Make your Home Reading Friendly

Students becoming fluent readers is a major focus of public education. One way to support children reading at home is to create a reading-friendly environment. There are a few simple ways you can do this.

First step, cover up electronics. If you do not have an entertainment cabinet to hide away your technology, try using a large scarf or piece of fabric draped over items. If possible, do not make television the center of your family room. You can always move chairs or couches to face the television during the appropriate time. Some families set time limits for television so that time spent watching it does not interfere with other aspects of home and learning.

Next step, keep age appropriate books accessible. A short bookshelf in the living room or a basket of books on a table make them a go-to for entertainment. Have a stack of books or a bookshelf in the bedroom near the bed or cozy area. Whether it is nap-time or bedtime, there will be books there to look at or read together.

That brings us to the next suggestion. Read before bed. It is the easiest time to slow down, sit with the child, and read for as long as the child stays focused. The focus time will increase as the child gets older. The Department of Education suggests working up to reading for 30 minutes a day with your child. This is a great time to incorporate books that are above the child’s reading level. Children can hear new words and learn the proper ways to pronounce them. Another tip, is to put your finger under each word as you read it. This helps the child follow along and visually identify the words.

Take trips to the library. Going to the library does not only have to be for children books. Show children that you like to read also, find books that are interesting for you and model reading for enjoyment at home. Let children pick out a few books some from their reading level and some a bit advanced that you can help read. Keep these library books in a special location at home so that they do not get lost in your home library.

Other ways to make reading fun at home are to use audio books, create family story books, create and label items in collages made from magazine pictures, label items in the house, read things like cereal boxes.

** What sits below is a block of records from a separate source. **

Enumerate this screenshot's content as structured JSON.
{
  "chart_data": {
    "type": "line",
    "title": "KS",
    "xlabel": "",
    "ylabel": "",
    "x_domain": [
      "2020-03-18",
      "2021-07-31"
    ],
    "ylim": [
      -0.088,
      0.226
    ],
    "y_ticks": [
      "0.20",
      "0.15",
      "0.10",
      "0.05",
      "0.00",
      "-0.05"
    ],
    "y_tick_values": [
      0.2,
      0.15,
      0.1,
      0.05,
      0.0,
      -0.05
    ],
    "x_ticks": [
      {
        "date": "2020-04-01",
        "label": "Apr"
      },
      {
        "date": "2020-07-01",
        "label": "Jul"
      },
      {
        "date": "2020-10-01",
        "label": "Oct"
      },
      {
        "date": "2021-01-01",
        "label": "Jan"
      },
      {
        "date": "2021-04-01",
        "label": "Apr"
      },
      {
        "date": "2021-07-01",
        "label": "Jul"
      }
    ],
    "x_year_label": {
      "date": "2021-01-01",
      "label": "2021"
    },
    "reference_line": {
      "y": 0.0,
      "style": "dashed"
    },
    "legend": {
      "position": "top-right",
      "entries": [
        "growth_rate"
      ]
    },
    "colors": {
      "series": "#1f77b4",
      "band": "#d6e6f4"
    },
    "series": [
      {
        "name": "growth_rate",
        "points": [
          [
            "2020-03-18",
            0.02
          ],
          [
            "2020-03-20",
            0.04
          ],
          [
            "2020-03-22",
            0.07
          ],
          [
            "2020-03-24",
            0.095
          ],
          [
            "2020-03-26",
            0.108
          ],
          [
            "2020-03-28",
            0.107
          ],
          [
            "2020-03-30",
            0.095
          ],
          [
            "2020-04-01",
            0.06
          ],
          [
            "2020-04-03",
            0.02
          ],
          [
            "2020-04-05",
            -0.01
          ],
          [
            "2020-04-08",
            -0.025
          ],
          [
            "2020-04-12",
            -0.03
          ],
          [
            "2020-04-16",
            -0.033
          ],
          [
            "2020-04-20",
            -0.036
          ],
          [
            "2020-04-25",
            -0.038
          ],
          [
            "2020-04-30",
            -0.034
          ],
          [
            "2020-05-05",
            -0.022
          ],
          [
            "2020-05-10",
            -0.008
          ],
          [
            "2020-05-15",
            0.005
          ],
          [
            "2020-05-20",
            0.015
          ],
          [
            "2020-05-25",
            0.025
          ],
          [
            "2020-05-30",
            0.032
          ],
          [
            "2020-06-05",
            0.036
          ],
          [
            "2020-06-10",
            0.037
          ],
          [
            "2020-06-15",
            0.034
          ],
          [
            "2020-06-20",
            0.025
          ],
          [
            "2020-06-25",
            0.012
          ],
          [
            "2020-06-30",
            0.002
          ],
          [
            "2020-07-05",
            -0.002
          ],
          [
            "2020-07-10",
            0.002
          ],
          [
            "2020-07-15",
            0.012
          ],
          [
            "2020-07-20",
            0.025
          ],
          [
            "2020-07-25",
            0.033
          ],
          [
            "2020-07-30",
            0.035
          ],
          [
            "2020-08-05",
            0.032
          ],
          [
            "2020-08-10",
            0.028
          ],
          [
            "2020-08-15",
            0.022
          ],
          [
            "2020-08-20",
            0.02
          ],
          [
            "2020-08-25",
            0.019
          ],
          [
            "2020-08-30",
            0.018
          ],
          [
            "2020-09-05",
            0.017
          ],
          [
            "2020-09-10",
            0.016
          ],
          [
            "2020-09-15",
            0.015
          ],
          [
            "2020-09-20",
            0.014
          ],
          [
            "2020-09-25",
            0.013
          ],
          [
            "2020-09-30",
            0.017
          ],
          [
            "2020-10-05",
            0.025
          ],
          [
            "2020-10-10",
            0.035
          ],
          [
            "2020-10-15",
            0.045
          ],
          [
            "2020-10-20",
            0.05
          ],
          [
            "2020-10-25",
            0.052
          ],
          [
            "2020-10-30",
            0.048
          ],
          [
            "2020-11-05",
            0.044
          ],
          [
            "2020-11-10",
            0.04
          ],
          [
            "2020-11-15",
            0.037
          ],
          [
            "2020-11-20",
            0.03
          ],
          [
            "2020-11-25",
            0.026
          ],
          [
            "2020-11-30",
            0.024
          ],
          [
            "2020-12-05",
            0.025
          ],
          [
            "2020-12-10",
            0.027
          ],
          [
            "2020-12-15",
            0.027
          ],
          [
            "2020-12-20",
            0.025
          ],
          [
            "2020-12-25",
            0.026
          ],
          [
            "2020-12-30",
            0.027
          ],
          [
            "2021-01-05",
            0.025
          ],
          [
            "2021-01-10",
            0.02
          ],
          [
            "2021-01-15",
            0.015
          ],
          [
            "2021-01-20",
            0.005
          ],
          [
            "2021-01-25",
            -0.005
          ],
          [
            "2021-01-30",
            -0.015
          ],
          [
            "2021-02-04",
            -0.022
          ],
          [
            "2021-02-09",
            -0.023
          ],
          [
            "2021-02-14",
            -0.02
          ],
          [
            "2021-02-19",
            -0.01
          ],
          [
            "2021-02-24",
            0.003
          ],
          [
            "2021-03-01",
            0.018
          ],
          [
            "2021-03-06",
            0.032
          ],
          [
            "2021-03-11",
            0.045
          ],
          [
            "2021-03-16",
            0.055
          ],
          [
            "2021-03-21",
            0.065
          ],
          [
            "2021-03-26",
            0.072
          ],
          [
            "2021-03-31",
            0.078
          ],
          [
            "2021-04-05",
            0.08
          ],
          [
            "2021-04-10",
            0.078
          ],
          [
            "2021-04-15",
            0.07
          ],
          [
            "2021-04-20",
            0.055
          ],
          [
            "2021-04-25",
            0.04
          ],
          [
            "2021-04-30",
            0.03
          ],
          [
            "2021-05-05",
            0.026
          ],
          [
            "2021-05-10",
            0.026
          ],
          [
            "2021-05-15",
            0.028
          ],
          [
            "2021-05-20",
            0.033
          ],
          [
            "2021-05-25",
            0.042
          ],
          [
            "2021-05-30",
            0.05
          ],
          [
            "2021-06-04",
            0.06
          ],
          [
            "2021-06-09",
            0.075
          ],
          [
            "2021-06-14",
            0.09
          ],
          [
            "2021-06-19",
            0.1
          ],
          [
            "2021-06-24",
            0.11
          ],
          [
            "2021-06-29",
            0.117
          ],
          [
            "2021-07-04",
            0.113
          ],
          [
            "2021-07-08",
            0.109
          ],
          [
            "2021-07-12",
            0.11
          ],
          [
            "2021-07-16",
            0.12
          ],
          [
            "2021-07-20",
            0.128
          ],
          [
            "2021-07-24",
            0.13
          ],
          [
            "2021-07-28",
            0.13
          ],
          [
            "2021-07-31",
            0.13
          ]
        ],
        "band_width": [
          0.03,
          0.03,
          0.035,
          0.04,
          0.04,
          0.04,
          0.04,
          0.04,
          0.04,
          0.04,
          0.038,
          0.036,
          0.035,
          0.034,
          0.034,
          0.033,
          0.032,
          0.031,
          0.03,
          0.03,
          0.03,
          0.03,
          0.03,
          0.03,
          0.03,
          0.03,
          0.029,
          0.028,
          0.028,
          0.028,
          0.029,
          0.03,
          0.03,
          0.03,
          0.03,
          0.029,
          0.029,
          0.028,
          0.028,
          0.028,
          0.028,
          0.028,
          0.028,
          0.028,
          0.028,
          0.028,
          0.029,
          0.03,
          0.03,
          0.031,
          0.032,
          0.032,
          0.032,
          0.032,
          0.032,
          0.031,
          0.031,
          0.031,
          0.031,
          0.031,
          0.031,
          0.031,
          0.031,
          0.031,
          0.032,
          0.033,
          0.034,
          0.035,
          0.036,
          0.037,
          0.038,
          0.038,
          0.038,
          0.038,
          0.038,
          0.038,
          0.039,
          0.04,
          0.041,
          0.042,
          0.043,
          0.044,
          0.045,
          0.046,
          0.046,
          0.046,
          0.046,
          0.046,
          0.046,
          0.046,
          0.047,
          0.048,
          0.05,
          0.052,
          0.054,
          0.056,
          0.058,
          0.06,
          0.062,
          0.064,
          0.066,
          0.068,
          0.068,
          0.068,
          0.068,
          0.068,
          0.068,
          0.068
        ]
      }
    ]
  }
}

If your home uses technology, there are games and applications for phones, computers, and tablets that can help children with reading. The key is to setting time limits to technology use and diversifying the ways children learn to read.

Discuss what your child is learning from reading and this will help with comprehension skills. Family meal times, driving, and directly after reading are just some of the moments you can use to catch up with your child’s growing comprehension of the world around them.

These are just a few suggestions for making your home more reading-friendly for young children. What does your family do at home to encourage reading?